The filter modules process everything that has reached Logstash from the sources. They analyze the data streams and break them down into individual snippets of information and data fields. In addition to the modules for parsing and breaking down, other modules add more detail to enrich the raw data, including, for example, dns (DNS name resolution) and geoip (IP geolocation from the MaxMind database).

Extracted

All Logstash plugins, including the filters, are Ruby Gems. You can use the /opt/logstash/bin/plugin scripts to manage these extensions on your own system [11], list existing modules (Figure 3), install new ones from the web or from your local disk, and update existing modules. In addition to the included filters, you have access to a number of community plugins not written or updated by Elastic.

Figure 3: Which Logstash filters currently exist on your system and what version numbers do they have?

To define which filters are allowed to access what data, you can use if … else statements that use standard fields, such as the previously mentioned type descriptor set by many input modules. Tags, which Filebeat can define, can serve as differentiating criteria for filters. Basically, all of the fields discovered in the upstream process are available, including fields that have just been extracted from a line in a logfile.

The 5003-postfix-filter.conf file [6] provides an example:

[...]
if [postfix_keyvalue_data] {
   kv {
     source       => "postfix_keyvalue_data"
     trim         => "<>,"
     prefix       => "postfix_"
     remove_field => [ "postfix_keyvalue_data" ]
   }
[...]

In this case, the kv filter (extraction of key-value pairs) is only used if the postfix_keyvalue_data field is defined.

The frequently used grok module can parse certain log formats, breaking down the body text into individual data fields, orienting its work on popular regular expressions, and supporting references to previously defined templates. Logstash itself contains a number of Grok patterns in the logstash-patterns-core plugin.

Developing your own patterns is not a trivial task. You will find a number of half-baked attempts on the web, but also some good examples under free licenses that you can add to your own configuration. You will find a very good pattern for Postfix [12], examples for Dovecot [13], and Nginx patterns [14]. The GitHub repository [15] collects templates for services such as Bacula, Nagios, PostgreSQL, and more.

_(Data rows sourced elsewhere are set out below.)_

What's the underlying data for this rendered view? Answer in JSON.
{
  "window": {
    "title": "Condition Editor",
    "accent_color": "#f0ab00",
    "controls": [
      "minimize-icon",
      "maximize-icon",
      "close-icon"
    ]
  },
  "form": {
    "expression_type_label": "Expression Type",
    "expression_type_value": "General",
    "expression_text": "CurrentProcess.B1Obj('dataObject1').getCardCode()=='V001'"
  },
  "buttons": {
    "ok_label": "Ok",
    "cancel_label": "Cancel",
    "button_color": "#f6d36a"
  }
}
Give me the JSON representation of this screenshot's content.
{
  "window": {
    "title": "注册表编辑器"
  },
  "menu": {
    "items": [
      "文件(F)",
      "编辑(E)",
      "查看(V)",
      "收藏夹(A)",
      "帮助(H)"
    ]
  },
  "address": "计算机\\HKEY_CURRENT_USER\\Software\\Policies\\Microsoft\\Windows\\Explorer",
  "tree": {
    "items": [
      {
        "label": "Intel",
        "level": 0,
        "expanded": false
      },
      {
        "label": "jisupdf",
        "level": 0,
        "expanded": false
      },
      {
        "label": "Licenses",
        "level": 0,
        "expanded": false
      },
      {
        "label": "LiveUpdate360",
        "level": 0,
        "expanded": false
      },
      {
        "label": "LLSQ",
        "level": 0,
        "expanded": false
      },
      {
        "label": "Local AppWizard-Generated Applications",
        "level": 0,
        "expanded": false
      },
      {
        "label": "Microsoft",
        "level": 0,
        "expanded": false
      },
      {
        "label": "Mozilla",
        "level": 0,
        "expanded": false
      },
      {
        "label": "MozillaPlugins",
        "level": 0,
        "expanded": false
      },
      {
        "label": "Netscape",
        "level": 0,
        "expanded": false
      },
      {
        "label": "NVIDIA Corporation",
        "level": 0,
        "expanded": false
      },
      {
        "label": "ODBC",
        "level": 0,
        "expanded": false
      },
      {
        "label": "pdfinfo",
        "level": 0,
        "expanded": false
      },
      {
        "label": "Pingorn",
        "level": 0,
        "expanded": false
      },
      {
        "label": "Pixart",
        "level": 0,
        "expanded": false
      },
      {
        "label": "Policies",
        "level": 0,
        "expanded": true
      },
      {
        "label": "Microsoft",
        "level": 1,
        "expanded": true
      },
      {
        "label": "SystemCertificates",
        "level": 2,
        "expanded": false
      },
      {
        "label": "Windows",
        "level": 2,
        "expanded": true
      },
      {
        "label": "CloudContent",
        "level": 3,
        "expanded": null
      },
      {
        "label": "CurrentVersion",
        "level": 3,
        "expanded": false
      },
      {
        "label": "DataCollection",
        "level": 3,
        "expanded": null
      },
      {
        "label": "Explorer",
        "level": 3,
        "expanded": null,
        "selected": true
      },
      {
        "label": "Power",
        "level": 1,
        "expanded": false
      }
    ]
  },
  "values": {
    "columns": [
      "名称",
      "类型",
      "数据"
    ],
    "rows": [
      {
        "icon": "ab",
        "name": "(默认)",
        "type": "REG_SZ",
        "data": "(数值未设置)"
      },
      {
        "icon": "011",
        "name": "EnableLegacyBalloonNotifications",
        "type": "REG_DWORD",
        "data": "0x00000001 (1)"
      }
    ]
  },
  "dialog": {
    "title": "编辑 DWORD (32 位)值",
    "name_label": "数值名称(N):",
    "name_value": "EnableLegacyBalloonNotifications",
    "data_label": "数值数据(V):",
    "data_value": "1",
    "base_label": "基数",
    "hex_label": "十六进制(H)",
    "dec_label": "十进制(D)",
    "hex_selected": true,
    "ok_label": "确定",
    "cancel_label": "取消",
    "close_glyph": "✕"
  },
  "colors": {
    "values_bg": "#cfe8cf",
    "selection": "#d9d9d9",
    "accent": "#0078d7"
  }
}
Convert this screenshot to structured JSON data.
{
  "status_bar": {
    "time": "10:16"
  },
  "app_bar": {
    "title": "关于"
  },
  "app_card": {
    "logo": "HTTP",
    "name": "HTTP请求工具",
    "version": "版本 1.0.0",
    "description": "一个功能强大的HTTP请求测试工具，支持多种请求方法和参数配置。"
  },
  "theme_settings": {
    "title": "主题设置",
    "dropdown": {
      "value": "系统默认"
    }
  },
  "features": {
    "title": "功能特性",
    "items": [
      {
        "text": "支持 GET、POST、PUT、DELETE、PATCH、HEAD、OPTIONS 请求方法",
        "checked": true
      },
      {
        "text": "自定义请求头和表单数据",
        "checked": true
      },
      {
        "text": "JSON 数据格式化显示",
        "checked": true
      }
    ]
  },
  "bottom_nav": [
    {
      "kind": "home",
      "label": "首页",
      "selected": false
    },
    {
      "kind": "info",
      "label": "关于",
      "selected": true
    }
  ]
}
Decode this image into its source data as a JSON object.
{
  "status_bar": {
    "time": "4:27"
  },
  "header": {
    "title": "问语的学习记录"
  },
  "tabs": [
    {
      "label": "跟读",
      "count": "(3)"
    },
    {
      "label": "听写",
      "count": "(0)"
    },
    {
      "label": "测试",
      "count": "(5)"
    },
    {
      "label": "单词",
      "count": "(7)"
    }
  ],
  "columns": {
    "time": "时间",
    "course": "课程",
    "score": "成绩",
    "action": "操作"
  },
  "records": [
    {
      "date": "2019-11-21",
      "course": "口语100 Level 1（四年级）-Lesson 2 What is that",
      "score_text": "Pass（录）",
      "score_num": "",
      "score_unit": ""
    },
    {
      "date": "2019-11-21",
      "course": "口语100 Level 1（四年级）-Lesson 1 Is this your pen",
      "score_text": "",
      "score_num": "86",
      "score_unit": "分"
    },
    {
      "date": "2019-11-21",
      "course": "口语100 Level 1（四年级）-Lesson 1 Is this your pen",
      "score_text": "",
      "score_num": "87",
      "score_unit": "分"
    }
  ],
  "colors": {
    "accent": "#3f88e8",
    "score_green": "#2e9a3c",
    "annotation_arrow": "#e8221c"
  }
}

The trial and error method of creating meaningful Grok patterns – requiring continuous Logstash restarts – is not a good idea and takes far too long. Two online tools solve this problem. Administrators can develop and test their Grok patterns on two sites [16] [17] before adding them to their Logstash configurations and restarting the service. You will also want to keep an eye on the configtest parameter of your Logstash init scripts and check your setup files for syntax errors using the /etc/init.d/logstash configtest command.